Good luck on that: The simple truth is no one has a clue what the Greek GDP is, even for this year. Greek GDP dropped by 7 percent on the year in the fourth quarter of 2011.
Meanwhile, talk is turning to building a stronger firewall around the remaining EU members. On Feb. 25, finance ministers from the Group of 20 industrialized nations meet in Mexico City. The IMF’s Christine Lagarde has argued that it would be easier for her to raise more funds from fund members if the EU could come up with more money. The EU’s rescue fund, the European Stability Mechanism, currently is capped at 500 billion euros ($658 billion).
Is there ever going to be a Greek deal? EU leaders meet on March 1. There’s your deadline for another announcement.
1) German sentiment improves dramatically: The ZEW survey of German economic sentiment rose from minus 21.6 in January to 5.4, a much bigger jump than expected.

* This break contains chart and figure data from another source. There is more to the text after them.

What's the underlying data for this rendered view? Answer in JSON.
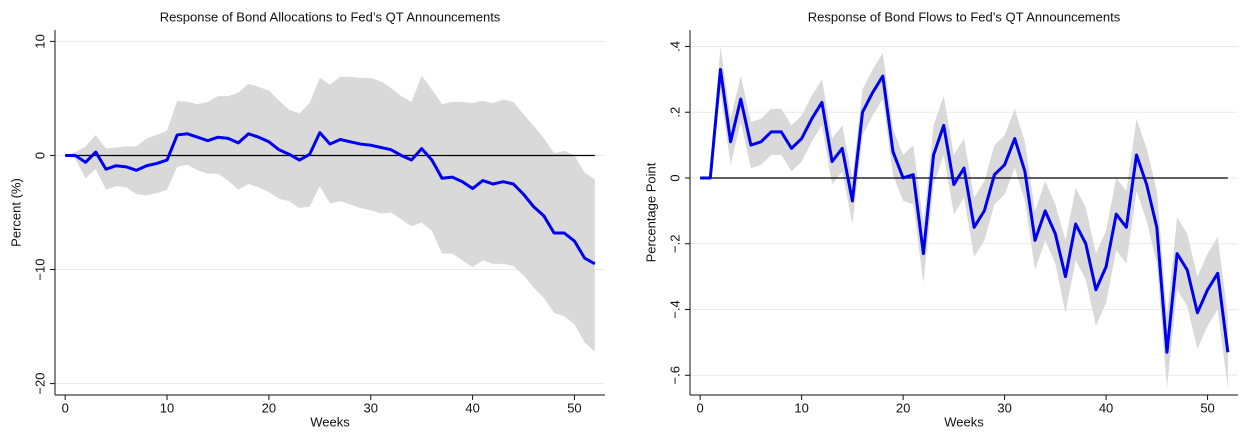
{
  "chart_data": [
    {
      "type": "line",
      "title": "Response of Bond Allocations to Fed’s QT Announcements",
      "x_label": "Weeks",
      "y_label": "Percent (%)",
      "x": [
        0,
        1,
        2,
        3,
        4,
        5,
        6,
        7,
        8,
        9,
        10,
        11,
        12,
        13,
        14,
        15,
        16,
        17,
        18,
        19,
        20,
        21,
        22,
        23,
        24,
        25,
        26,
        27,
        28,
        29,
        30,
        31,
        32,
        33,
        34,
        35,
        36,
        37,
        38,
        39,
        40,
        41,
        42,
        43,
        44,
        45,
        46,
        47,
        48,
        49,
        50,
        51,
        52
      ],
      "values": [
        0,
        0,
        -0.6,
        0.3,
        -1.2,
        -0.9,
        -1.0,
        -1.3,
        -0.9,
        -0.7,
        -0.4,
        1.8,
        1.9,
        1.6,
        1.3,
        1.6,
        1.5,
        1.1,
        1.9,
        1.6,
        1.2,
        0.5,
        0.1,
        -0.4,
        0.1,
        2.0,
        1.0,
        1.4,
        1.2,
        1.0,
        0.9,
        0.7,
        0.5,
        0,
        -0.4,
        0.6,
        -0.4,
        -2.0,
        -1.9,
        -2.3,
        -2.9,
        -2.2,
        -2.5,
        -2.3,
        -2.5,
        -3.4,
        -4.5,
        -5.3,
        -6.8,
        -6.8,
        -7.5,
        -9.0,
        -9.5
      ],
      "upper": [
        0,
        0.3,
        0.8,
        1.8,
        0.6,
        0.7,
        0.8,
        0.8,
        1.5,
        1.8,
        2.2,
        4.8,
        4.7,
        4.5,
        4.7,
        5.2,
        5.2,
        5.5,
        6.3,
        6.0,
        5.7,
        4.8,
        4.0,
        3.7,
        4.6,
        6.8,
        6.2,
        6.9,
        6.9,
        6.8,
        6.8,
        6.5,
        5.9,
        5.2,
        4.7,
        7.0,
        5.8,
        4.5,
        4.7,
        4.7,
        4.6,
        4.8,
        4.6,
        4.9,
        4.7,
        3.6,
        2.6,
        1.5,
        0.2,
        0.4,
        0,
        -1.5,
        -2.1
      ],
      "lower": [
        0,
        -0.3,
        -2.0,
        -1.2,
        -3.0,
        -2.7,
        -2.8,
        -3.4,
        -3.5,
        -3.3,
        -3.0,
        -1.0,
        -0.8,
        -1.3,
        -1.6,
        -1.6,
        -2.2,
        -3.0,
        -2.5,
        -2.8,
        -3.2,
        -3.8,
        -4.0,
        -4.6,
        -4.5,
        -2.7,
        -4.2,
        -4.0,
        -4.3,
        -4.6,
        -4.8,
        -5.1,
        -5.0,
        -5.6,
        -6.2,
        -5.9,
        -6.6,
        -8.6,
        -8.6,
        -9.2,
        -9.8,
        -9.2,
        -9.5,
        -9.5,
        -9.7,
        -10.5,
        -11.6,
        -12.5,
        -13.8,
        -14.1,
        -14.8,
        -16.4,
        -17.2
      ],
      "color": "#0000ee",
      "band_color": "#d9d9d9",
      "xlim": [
        -1,
        53
      ],
      "xticks": [
        0,
        10,
        20,
        30,
        40,
        50
      ],
      "ylim": [
        -21,
        11
      ],
      "yticks": [
        {
          "value": -20,
          "label": "−20"
        },
        {
          "value": -10,
          "label": "−10"
        },
        0,
        10
      ],
      "hline": 0,
      "grid": true
    },
    {
      "type": "line",
      "title": "Response of Bond Flows to Fed’s QT Announcements",
      "x_label": "Weeks",
      "y_label": "Percentage Point",
      "x": [
        0,
        1,
        2,
        3,
        4,
        5,
        6,
        7,
        8,
        9,
        10,
        11,
        12,
        13,
        14,
        15,
        16,
        17,
        18,
        19,
        20,
        21,
        22,
        23,
        24,
        25,
        26,
        27,
        28,
        29,
        30,
        31,
        32,
        33,
        34,
        35,
        36,
        37,
        38,
        39,
        40,
        41,
        42,
        43,
        44,
        45,
        46,
        47,
        48,
        49,
        50,
        51,
        52
      ],
      "values": [
        0,
        0,
        0.33,
        0.11,
        0.24,
        0.1,
        0.11,
        0.14,
        0.14,
        0.09,
        0.12,
        0.18,
        0.23,
        0.05,
        0.09,
        -0.07,
        0.2,
        0.26,
        0.31,
        0.08,
        0,
        0.01,
        -0.23,
        0.07,
        0.16,
        -0.02,
        0.03,
        -0.15,
        -0.1,
        0.01,
        0.04,
        0.12,
        0.02,
        -0.19,
        -0.1,
        -0.17,
        -0.3,
        -0.14,
        -0.2,
        -0.34,
        -0.27,
        -0.11,
        -0.15,
        0.07,
        -0.02,
        -0.15,
        -0.53,
        -0.23,
        -0.28,
        -0.41,
        -0.34,
        -0.29,
        -0.53
      ],
      "upper": [
        0,
        0,
        0.4,
        0.18,
        0.31,
        0.17,
        0.18,
        0.21,
        0.21,
        0.16,
        0.19,
        0.25,
        0.3,
        0.12,
        0.16,
        0,
        0.27,
        0.33,
        0.38,
        0.15,
        0.07,
        0.1,
        -0.14,
        0.16,
        0.25,
        0.07,
        0.12,
        -0.06,
        -0.01,
        0.1,
        0.13,
        0.21,
        0.11,
        -0.1,
        -0.01,
        -0.08,
        -0.19,
        -0.03,
        -0.09,
        -0.23,
        -0.16,
        0,
        -0.04,
        0.18,
        0.09,
        -0.04,
        -0.42,
        -0.12,
        -0.17,
        -0.3,
        -0.23,
        -0.18,
        -0.42
      ],
      "lower": [
        0,
        0,
        0.26,
        0.04,
        0.17,
        0.03,
        0.04,
        0.07,
        0.07,
        0.02,
        0.05,
        0.11,
        0.16,
        -0.02,
        0.02,
        -0.14,
        0.13,
        0.19,
        0.24,
        0.01,
        -0.07,
        -0.08,
        -0.32,
        -0.02,
        0.07,
        -0.11,
        -0.06,
        -0.24,
        -0.19,
        -0.08,
        -0.05,
        0.03,
        -0.07,
        -0.28,
        -0.19,
        -0.26,
        -0.41,
        -0.25,
        -0.31,
        -0.45,
        -0.38,
        -0.22,
        -0.26,
        -0.04,
        -0.13,
        -0.26,
        -0.64,
        -0.34,
        -0.39,
        -0.52,
        -0.45,
        -0.4,
        -0.64
      ],
      "color": "#0000ee",
      "band_color": "#d9d9d9",
      "xlim": [
        -1,
        53
      ],
      "xticks": [
        0,
        10,
        20,
        30,
        40,
        50
      ],
      "ylim": [
        -0.66,
        0.45
      ],
      "yticks": [
        {
          "value": -0.6,
          "label": "−.6"
        },
        {
          "value": -0.4,
          "label": "−.4"
        },
        {
          "value": -0.2,
          "label": "−.2"
        },
        0,
        {
          "value": 0.2,
          "label": ".2"
        },
        {
          "value": 0.4,
          "label": ".4"
        }
      ],
      "hline": 0,
      "grid": true
    }
  ]
}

2) Italy sees fair demand at a debt auction, driving its borrowing costs lower. Italy sold 6 billion euros ($7.9 billion) of three-year, four-year, and five-year bonds with the yield on its November 2014 bond dropping to 3.41 percent, its lowest in almost a year. The sale had a bid-to-cover ratio of 1.4 times and came just hours after Moody’s cut Italy’s credit rating one notch. The debt sale puts Italian bond issuance settled this year at 35.4 billion euros ($46.9 billion), a third of the 90 billion euros ($118 billion) of maturing debt the country must repay or roll over between February and the end of April.

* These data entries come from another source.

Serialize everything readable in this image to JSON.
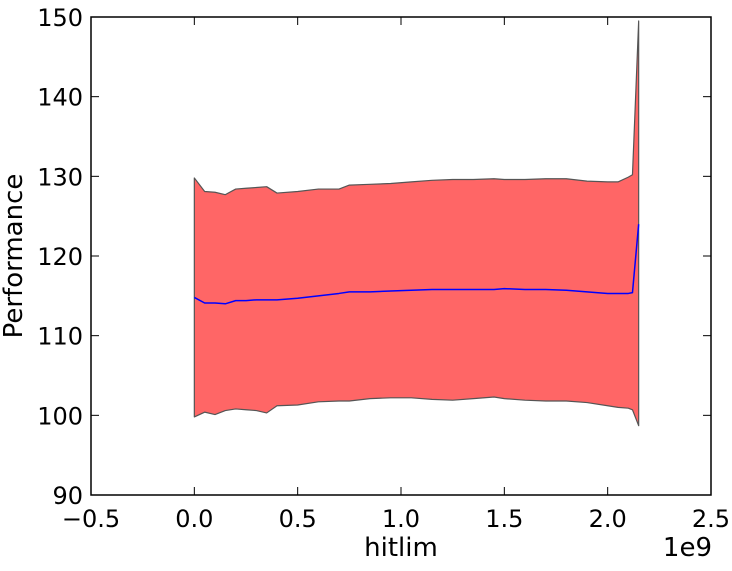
{
  "chart_data": {
    "type": "area",
    "title": "",
    "xlabel": "hitlim",
    "ylabel": "Performance",
    "x_offset_text": "1e9",
    "xlim": [
      -0.5,
      2.5
    ],
    "ylim": [
      90,
      150
    ],
    "xticks": [
      -0.5,
      0.0,
      0.5,
      1.0,
      1.5,
      2.0,
      2.5
    ],
    "xtick_labels": [
      "−0.5",
      "0.0",
      "0.5",
      "1.0",
      "1.5",
      "2.0",
      "2.5"
    ],
    "yticks": [
      90,
      100,
      110,
      120,
      130,
      140,
      150
    ],
    "ytick_labels": [
      "90",
      "100",
      "110",
      "120",
      "130",
      "140",
      "150"
    ],
    "grid": false,
    "legend": "none",
    "colors": {
      "band_fill": "#ff6666",
      "band_edge": "#555555",
      "mean_line": "#0000ff"
    },
    "series": [
      {
        "x": [
          0.0,
          0.05,
          0.1,
          0.15,
          0.2,
          0.25,
          0.3,
          0.35,
          0.4,
          0.5,
          0.6,
          0.7,
          0.75,
          0.85,
          0.95,
          1.05,
          1.15,
          1.25,
          1.35,
          1.45,
          1.5,
          1.6,
          1.7,
          1.8,
          1.9,
          2.0,
          2.05,
          2.1,
          2.12,
          2.15
        ],
        "mean": [
          114.8,
          114.1,
          114.1,
          114.0,
          114.4,
          114.4,
          114.5,
          114.5,
          114.5,
          114.7,
          115.0,
          115.3,
          115.5,
          115.5,
          115.6,
          115.7,
          115.8,
          115.8,
          115.8,
          115.8,
          115.9,
          115.8,
          115.8,
          115.7,
          115.5,
          115.3,
          115.3,
          115.3,
          115.4,
          124.0
        ],
        "upper": [
          129.8,
          128.1,
          128.0,
          127.7,
          128.4,
          128.5,
          128.6,
          128.7,
          127.9,
          128.1,
          128.4,
          128.4,
          128.9,
          129.0,
          129.1,
          129.3,
          129.5,
          129.6,
          129.6,
          129.7,
          129.6,
          129.6,
          129.7,
          129.7,
          129.4,
          129.3,
          129.3,
          129.9,
          130.2,
          149.5
        ],
        "lower": [
          99.8,
          100.4,
          100.1,
          100.6,
          100.8,
          100.7,
          100.6,
          100.3,
          101.2,
          101.3,
          101.7,
          101.8,
          101.8,
          102.1,
          102.2,
          102.2,
          102.0,
          101.9,
          102.1,
          102.3,
          102.1,
          101.9,
          101.8,
          101.8,
          101.6,
          101.2,
          101.0,
          100.9,
          100.7,
          98.7
        ]
      }
    ]
  }
}
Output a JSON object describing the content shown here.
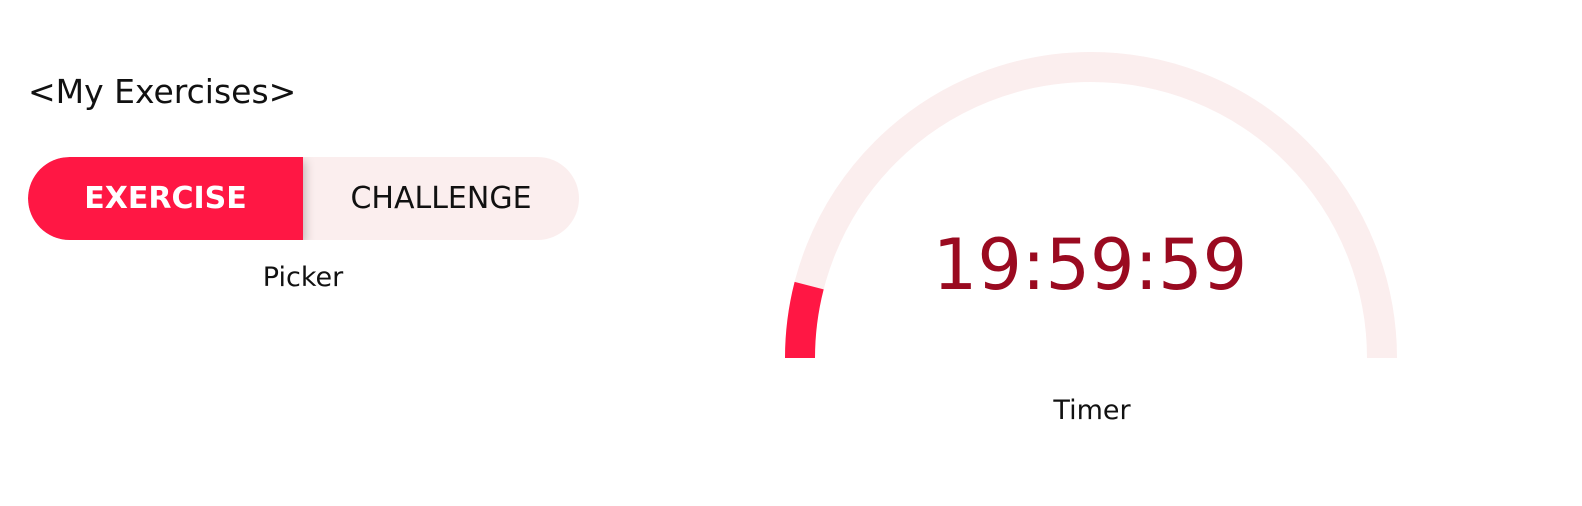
{
  "header": {
    "title": "<My Exercises>"
  },
  "picker": {
    "options": [
      {
        "label": "EXERCISE",
        "selected": true
      },
      {
        "label": "CHALLENGE",
        "selected": false
      }
    ],
    "caption": "Picker"
  },
  "timer": {
    "value": "19:59:59",
    "caption": "Timer",
    "progress": 0.08
  },
  "colors": {
    "accent": "#ff1744",
    "track": "#fbeeee",
    "timer_text": "#9a0a20"
  }
}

3) Mixed earnings reports:
Masco falls 7.4 percent pre-market after yesterday reporting a wider-than-expected loss in the fourth quarter. The home improvement company warned it’s heading into 2012 with cautious optimism and said it remained concerned about economic conditions in Europe.
InterContinental Hotels down 1.3 percent pre-open after the hotelier reported 2011 operating profit up 26 percent to $559 million, boosted by a recovery in the U.S. and a handful of new Chinese hotel openings. The company, which owns Crowne Plaza and Holiday Inn, said business is improving in the U.S. due to a healthier economy and job creation in a region that makes about two-thirds of the hotelier’s profit. The company expects 2012 to benefit from emerging market demand, especially in China.
Michael Kors Holdings surges 16.2 percent pre-open after the fashion company beat analysts’ third-quarter expectations. The company posted third-quarter earnings per share of $0.20, versus the Street’s $0.09 view. Michael Kors made a strong market debut in December when it priced at a higher-than-expected $20. Its shares jumped more than 36 percent in the third quarter.